Knockdown studies of VDAC1, VDAC2, and VDAC3 in HepG2 cells further characterized the role of VDAC in mitochondrial metabolism in cancer cells and showed that VDAC sensitivity to tubulin inhibition is iso-form dependent. Single knockdown of each of the three VDAC isoforms, especially the minor isoform VDAC3, decreased mitochondrial ΔΨ, indicating that all VDAC isoforms contribute to ΔΨ formation. Knockdown of VDAC3 also decreased cellular ATP and ADP and the NAD(P)H/NAD(P)+ ratio, suggesting that the least abundant isoform VDAC3 contributed most to the maintenance of mitochondrial metabolism (Maldonado et al., 2013). The response of each isoform to tubulin inhibition was characterized by double knockdown of VDAC isoforms in all combinations. All single and double knockdowns partially reversed the suppression of ΔΨ induced by free tubulin (Maldonado et al., 2013). Electrophysiology studies of VDAC1 and VDAC2 isolated from double-knockdown HepG2 cells inserted in lipid bilayers showed that both isoforms were almost equally sensitive to tubulin inhibition, whereas VDAC3 was insensitive at tubulin concentrations even five-fold higher than those used to inhibit VDAC1 and VDAC2 (Maldonado et al., 2013). The voltage gating and the response to dimeric αβ-tubulin of constitutive VDAC isolated from wild-type HepG2 cells compared to VDAC from heart and liver mitochondria were almost identical.

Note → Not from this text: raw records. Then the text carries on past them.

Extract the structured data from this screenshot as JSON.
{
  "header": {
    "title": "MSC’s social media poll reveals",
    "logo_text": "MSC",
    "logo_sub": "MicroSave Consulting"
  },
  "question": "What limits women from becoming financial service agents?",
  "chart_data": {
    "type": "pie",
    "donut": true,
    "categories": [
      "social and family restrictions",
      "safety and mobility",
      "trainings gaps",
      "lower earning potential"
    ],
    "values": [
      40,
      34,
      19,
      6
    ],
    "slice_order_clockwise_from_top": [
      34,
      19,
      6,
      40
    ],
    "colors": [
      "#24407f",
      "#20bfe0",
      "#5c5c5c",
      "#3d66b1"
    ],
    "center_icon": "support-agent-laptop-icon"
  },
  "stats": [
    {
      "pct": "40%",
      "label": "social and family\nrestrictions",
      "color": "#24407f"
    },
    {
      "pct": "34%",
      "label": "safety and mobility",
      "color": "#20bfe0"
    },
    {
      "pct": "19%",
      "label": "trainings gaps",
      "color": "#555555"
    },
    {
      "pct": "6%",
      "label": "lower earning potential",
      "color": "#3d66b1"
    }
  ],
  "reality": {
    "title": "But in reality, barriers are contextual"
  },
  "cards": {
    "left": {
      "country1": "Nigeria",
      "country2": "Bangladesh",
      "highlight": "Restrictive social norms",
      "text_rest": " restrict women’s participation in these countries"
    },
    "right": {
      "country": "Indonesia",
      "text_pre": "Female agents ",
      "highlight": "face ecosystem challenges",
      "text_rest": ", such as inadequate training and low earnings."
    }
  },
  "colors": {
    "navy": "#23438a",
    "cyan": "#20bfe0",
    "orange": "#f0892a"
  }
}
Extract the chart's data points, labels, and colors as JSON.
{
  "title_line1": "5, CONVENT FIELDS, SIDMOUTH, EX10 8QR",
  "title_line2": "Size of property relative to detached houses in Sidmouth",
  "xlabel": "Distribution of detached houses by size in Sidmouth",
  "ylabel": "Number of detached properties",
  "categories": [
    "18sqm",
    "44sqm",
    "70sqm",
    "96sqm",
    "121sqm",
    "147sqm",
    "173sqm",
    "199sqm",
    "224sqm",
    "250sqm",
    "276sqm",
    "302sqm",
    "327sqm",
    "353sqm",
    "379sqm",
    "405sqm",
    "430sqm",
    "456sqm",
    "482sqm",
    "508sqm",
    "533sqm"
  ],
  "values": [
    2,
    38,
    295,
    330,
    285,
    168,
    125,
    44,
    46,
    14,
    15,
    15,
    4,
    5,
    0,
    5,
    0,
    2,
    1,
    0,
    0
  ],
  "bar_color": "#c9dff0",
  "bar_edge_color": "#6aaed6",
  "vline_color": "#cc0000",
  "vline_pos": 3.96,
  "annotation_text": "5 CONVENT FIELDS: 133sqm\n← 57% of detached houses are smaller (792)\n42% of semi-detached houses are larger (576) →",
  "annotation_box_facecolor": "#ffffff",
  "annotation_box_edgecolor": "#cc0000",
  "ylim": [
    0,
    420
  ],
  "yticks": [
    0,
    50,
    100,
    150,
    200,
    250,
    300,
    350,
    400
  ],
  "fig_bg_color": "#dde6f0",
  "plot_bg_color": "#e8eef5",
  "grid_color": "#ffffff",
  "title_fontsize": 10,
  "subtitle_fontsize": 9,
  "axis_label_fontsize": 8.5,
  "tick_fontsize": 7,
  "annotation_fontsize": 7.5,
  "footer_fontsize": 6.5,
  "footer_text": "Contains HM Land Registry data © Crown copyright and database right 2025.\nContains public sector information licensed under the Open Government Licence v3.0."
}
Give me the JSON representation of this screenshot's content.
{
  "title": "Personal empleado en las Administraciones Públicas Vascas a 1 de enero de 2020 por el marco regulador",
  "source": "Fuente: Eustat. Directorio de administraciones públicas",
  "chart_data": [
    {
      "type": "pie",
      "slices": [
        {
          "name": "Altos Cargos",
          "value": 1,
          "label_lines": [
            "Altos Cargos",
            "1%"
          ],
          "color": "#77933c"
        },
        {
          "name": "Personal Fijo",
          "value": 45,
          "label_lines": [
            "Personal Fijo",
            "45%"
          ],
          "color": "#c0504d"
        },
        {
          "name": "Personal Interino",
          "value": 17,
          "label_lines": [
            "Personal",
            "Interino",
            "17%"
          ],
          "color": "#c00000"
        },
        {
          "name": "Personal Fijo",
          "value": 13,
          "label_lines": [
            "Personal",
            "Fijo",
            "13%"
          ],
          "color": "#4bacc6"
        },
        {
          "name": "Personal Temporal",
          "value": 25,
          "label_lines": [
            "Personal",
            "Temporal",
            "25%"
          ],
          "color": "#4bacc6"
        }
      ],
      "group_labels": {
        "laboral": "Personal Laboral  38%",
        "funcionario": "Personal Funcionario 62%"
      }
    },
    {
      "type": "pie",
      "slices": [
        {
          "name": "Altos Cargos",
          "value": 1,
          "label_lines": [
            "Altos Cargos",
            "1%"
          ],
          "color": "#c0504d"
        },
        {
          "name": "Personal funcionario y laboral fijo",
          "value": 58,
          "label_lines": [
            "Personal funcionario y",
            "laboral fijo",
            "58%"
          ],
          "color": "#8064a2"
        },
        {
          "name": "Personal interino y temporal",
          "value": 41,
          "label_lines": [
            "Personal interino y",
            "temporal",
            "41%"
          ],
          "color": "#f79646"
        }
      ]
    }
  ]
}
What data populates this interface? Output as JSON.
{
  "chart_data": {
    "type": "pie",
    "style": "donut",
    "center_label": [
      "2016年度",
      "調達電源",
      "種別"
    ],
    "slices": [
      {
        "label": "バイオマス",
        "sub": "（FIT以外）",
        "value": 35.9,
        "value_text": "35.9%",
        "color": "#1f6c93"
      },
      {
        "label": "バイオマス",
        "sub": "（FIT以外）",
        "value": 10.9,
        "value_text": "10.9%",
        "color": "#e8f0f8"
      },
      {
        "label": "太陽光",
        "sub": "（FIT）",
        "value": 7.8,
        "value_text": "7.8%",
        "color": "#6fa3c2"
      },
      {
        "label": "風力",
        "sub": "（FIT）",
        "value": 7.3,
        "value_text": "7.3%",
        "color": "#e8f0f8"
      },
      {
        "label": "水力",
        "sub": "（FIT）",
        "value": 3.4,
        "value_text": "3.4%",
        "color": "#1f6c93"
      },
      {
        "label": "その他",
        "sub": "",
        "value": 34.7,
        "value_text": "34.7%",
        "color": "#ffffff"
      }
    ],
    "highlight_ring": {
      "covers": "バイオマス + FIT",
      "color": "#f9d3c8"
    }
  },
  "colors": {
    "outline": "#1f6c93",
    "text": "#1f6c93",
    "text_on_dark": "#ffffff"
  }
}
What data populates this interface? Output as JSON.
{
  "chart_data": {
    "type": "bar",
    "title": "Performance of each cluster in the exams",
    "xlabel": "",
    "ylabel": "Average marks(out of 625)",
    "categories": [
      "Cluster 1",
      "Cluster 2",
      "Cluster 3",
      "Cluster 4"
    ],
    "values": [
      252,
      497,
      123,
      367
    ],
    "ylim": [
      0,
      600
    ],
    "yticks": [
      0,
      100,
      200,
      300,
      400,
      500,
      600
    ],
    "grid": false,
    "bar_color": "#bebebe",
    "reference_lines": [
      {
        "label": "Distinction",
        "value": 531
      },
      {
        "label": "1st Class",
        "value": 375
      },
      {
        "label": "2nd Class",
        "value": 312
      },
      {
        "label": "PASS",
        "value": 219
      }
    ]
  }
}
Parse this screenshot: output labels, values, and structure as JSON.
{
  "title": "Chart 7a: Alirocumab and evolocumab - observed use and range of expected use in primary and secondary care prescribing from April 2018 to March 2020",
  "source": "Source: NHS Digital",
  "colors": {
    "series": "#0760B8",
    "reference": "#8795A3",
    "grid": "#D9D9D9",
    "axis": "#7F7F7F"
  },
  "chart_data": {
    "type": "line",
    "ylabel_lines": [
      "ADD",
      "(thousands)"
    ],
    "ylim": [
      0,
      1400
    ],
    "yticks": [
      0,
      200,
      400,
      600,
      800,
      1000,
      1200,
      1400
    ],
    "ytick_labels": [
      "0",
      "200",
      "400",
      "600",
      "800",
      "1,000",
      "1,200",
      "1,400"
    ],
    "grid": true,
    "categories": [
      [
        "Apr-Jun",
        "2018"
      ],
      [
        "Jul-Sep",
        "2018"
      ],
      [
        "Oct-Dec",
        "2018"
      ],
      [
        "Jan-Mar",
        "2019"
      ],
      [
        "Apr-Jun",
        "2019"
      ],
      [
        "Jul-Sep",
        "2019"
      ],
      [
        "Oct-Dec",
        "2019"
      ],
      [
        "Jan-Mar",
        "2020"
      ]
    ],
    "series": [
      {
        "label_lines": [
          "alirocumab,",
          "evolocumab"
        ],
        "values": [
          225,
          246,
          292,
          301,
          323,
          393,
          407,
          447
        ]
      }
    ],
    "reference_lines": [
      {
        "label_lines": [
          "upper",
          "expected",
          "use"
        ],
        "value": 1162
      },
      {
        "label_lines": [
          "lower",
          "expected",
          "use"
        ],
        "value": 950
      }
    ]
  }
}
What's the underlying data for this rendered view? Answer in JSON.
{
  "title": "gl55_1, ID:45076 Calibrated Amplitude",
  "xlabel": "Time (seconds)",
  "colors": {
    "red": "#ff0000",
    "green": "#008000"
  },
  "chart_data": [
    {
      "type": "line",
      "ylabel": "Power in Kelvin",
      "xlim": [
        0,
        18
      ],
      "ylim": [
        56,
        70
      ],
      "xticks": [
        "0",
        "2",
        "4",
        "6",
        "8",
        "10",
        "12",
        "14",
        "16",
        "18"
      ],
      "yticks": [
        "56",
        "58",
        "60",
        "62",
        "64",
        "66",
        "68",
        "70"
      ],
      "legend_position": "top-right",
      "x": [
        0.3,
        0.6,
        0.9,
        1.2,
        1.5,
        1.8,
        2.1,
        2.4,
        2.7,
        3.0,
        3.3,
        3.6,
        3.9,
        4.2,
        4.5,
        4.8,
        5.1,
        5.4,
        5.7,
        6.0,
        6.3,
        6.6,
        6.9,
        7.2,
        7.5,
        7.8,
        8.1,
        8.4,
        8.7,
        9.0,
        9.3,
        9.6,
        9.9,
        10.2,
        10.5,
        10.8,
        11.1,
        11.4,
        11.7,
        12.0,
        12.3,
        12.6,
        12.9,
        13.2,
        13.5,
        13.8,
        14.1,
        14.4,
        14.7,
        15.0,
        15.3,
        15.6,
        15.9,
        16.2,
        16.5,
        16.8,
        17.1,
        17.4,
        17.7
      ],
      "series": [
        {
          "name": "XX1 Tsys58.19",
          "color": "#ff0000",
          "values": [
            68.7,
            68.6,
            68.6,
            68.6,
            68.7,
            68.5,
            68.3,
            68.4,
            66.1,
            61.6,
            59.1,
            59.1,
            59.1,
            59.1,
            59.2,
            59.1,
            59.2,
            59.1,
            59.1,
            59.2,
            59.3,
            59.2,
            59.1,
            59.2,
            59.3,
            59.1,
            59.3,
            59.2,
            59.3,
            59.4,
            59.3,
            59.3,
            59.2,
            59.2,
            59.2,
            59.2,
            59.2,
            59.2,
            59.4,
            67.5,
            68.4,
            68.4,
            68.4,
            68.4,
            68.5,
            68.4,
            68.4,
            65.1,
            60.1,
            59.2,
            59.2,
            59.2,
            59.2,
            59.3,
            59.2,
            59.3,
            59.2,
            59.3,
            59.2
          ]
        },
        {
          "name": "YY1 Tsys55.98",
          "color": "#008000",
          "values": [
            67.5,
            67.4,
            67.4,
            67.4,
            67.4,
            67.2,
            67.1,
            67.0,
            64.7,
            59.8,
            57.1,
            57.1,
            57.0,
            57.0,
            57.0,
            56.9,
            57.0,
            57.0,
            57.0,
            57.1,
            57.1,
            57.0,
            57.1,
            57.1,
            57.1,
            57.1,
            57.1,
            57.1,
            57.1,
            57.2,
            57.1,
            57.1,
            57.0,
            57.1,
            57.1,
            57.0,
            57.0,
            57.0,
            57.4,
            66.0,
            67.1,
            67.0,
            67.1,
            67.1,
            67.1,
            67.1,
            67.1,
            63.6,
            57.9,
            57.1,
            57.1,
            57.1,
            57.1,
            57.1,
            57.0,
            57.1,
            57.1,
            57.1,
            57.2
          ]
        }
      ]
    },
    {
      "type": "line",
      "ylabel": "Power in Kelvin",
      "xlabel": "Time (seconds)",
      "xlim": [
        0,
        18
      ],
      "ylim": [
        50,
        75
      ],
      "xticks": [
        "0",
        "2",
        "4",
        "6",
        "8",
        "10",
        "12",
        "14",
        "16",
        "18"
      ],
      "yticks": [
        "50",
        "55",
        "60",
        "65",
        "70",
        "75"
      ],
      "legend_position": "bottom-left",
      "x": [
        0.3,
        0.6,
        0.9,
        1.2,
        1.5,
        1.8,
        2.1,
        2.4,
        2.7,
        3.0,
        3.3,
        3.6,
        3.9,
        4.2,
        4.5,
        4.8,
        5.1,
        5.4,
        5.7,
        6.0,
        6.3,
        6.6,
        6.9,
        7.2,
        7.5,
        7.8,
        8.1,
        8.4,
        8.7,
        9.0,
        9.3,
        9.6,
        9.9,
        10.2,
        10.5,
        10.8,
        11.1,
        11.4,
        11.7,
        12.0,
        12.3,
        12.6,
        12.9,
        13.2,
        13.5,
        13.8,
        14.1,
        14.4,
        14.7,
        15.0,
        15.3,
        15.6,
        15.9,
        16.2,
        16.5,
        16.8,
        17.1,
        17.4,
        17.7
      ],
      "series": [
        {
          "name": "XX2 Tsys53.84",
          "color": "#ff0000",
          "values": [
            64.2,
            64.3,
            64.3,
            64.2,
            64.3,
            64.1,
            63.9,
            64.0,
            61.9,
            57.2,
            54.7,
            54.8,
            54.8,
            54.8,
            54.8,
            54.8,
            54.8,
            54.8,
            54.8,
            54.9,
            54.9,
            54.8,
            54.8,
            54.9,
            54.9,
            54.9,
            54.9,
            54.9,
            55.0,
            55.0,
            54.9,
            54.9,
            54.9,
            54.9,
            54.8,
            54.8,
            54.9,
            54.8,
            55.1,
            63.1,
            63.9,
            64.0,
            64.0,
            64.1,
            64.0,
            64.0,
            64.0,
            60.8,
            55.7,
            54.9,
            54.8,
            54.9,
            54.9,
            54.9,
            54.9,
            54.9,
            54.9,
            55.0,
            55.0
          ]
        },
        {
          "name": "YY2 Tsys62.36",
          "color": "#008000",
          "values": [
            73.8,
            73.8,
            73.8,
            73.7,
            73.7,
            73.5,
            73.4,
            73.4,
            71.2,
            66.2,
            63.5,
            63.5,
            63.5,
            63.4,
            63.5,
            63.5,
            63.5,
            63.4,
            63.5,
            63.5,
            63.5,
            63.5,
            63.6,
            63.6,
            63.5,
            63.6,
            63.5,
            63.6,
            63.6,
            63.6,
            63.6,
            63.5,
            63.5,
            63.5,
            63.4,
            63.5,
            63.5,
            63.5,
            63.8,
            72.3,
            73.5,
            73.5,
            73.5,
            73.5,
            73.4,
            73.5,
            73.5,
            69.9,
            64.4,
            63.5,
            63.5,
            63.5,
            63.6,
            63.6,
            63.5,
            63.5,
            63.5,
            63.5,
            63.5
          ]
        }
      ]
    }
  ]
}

These similarities suggest that the differential response to tubulin inhibition in cancer vs nonproliferating cells depends on the amount of cytosolic free tubulin and not on a cell type-specific sensitivity of the channels. The knockdown studies supported the conclusion that VDAC3, at least in HepG2 cells, is constitutively open, whereas VDAC1 and VDAC2 are totally or partially closed by free tubulin.

3.2. VDAC–Tubulin Modulation of Cellular Bioenergetics During Cell Cycle

Biosynthesis of new macromolecules to double the biomass before mitosis occurs during G1, S, and G2 phases of the cell cycle. VDAC–tubulin-dependent suppression of mitochondrial metabolism caused by high constitutive free tubulin would favor the probiosynthetic Warburg phenotype during these growth stages. In fact, in HeLa, NIH3T3, NCI-H292, and other cancer cells, most of the cell cycle lasting 20–30h is composed of G1, S, and G2 phases, whereas cell division that occurs during the M or mitotic phase lasts only about 30min (Hahn, Jones, & Meyer, 2009). During mitosis, energy demand increases sharply to support chromosome segregation and cytokinesis. At this point, where null or minimal biosynthesis is expected, a Warburg phenotype would not be beneficial for cell division. Moreover, full oxidation of respiratory substrates with maximum yield of ATP may be required to meet the high energy demands of cell division. An open VDAC would allow maximum OXPHOS activity. A possible sequence of events is that as the spindle forms during prophase, the free tubulin pool decreases abruptly, releasing tubulin inhibition of VDAC. VDAC opening then promotes increased mitochondrial metabolism reverting the Warburg phenotype precisely when the energy demand is maximal. After mitosis, the pool of free tubulin increases again, and cells return to a high glycolytic, proproliferative phenotype during the nonmitotic stages of the cell cycle (Maldonado, 2017; Maldonado & Lemasters, 2012).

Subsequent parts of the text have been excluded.